Wenn der Arzt nichts findet: 5 versteckte Kopfschmerzauslöser

Carolin Banser Medizinredakteurin
Eine Frau macht Pilates
In London klagte eine Frau über anhaltende Kopfschmerzen nach einer Pilates-Stunde. Ärzte diagnostizierten erst Wochen später das sogenannte Liquorunterdrucksyndrom © Shutterstock

In Großbritannien klagt eine 42-Jährige über starke Kopfschmerzen nach einem Pilates-Kurs. Weder Schmerzmittel noch Physiotherapie lindern die Beschwerden. Erst Wochen später finden Ärzte die Ursache. Praxisvita fasst für Sie den Fall zusammen und klärt über versteckte Kopfschmerzauslöser auf.

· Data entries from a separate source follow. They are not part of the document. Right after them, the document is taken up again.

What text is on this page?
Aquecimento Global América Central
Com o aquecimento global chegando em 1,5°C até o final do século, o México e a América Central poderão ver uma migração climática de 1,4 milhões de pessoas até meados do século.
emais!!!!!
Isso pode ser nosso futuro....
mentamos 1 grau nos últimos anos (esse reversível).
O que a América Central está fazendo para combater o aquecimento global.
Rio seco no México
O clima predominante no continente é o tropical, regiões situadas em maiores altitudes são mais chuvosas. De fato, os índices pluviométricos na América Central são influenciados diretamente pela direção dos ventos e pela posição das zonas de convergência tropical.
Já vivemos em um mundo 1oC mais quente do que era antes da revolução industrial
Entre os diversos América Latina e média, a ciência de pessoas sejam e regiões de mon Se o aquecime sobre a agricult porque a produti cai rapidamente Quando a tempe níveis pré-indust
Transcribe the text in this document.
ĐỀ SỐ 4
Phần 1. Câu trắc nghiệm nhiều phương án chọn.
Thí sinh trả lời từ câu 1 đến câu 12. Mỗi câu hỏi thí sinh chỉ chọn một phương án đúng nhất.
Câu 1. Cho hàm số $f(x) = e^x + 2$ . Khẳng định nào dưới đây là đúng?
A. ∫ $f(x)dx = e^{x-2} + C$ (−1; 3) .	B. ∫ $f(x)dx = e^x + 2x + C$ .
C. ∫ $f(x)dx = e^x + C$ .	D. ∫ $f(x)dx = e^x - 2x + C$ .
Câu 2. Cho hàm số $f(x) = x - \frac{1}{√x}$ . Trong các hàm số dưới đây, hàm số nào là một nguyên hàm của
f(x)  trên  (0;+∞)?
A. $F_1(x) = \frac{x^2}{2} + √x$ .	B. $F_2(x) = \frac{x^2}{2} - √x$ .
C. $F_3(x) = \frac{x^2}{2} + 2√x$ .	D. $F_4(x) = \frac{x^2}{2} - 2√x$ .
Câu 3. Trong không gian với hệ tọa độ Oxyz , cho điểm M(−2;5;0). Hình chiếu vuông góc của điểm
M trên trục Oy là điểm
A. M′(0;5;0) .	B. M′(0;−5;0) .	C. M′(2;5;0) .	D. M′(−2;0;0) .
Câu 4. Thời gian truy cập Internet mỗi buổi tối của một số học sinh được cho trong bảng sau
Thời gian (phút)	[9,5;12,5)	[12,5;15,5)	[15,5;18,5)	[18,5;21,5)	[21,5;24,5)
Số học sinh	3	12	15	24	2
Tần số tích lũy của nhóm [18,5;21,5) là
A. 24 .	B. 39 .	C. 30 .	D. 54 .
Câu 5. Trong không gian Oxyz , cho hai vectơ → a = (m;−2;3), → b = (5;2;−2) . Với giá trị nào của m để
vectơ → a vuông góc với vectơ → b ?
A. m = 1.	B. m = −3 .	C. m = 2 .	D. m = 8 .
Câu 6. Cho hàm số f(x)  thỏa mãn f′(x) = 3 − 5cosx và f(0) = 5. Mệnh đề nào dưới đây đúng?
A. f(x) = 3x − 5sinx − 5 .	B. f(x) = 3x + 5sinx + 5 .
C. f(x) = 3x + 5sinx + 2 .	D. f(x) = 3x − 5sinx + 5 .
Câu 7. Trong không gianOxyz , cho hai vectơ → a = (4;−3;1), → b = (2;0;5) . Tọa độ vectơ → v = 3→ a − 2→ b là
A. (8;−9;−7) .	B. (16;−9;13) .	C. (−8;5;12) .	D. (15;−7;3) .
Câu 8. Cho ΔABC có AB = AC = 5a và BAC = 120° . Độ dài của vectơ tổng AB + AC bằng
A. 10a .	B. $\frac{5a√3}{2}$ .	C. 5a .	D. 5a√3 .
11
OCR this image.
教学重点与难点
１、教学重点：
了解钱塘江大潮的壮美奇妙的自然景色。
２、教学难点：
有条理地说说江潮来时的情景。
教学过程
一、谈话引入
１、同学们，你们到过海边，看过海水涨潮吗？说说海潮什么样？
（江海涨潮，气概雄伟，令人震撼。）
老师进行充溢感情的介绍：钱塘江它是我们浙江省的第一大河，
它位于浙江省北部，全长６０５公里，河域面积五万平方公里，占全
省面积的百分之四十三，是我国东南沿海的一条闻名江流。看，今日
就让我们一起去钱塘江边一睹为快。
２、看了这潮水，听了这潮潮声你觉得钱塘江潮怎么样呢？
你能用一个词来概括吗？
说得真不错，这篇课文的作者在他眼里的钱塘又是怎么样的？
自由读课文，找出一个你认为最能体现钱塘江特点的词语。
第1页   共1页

Wie die Journal of Medical berichtet, spürt die 42-Jährige während des Trainings auf dem Pilates-Reformer einen kleinen Knall im Nacken. Das Gerät besteht aus einer Plattform, die auf einer Schiene angebracht ist und über Seilzüge mit den Armen und Beinen bewegt wird. Die Übungsmethode gilt als besonders schonend. Dennoch wird die 42-Jährige eine Stunde später von lähmenden, anhaltenden Kopfschmerzen geplagt, die sich im Laufe der darauffolgenden vier Wochen noch verschlechtern. Sie bekommt Schmerzmittel verschrieben, geht zur Physiotherapie und Nackenmassage. Die Beschwerden schränken die Frau schließlich so sehr ein, dass sie selbst alltägliche Aufgaben nicht mehr ausüben kann.

 

Ärzte diagnostizieren das Liquorunterdrucksyndrom

Erst, als sich die Engländerin im Londoner Kings College Hospital vorstellt, machen die Ärzte mithilfe von Computertomografie-Aufnahmen endlich eine Entdeckung: Sie hat in beiden Kopfhälften Blutungen zwischen den Hirnhäuten. Außerdem ist das Kleinhirn leicht nach unten gesackt. Die Ursache verbirgt sich im Nacken und der oberen Wirbelsäule: An drei Stellen hatte sich Nervenwasser (Liquor) angesammelt. Tritt das Nervenwasser aus, entsteht ein Unterdruck im Kopf, der starke Schmerzen auslöst.

 

Mit konservativer Therapie gegen die Kopfschmerzen

Die konservative Therapie (Ruhe, koffeinhaltige Getränke, Blutpflaster) schlägt bei der 42-Jährigen an. Vier Wochen danach ist sie komplett beschwerdefrei. Forscher betonen, dass der Fall aus London ein Einzelfall sei und ein Liquor-Unterdruck bislang nicht im Zusammenhang mit einem Pilates-Workout dokumentiert sei.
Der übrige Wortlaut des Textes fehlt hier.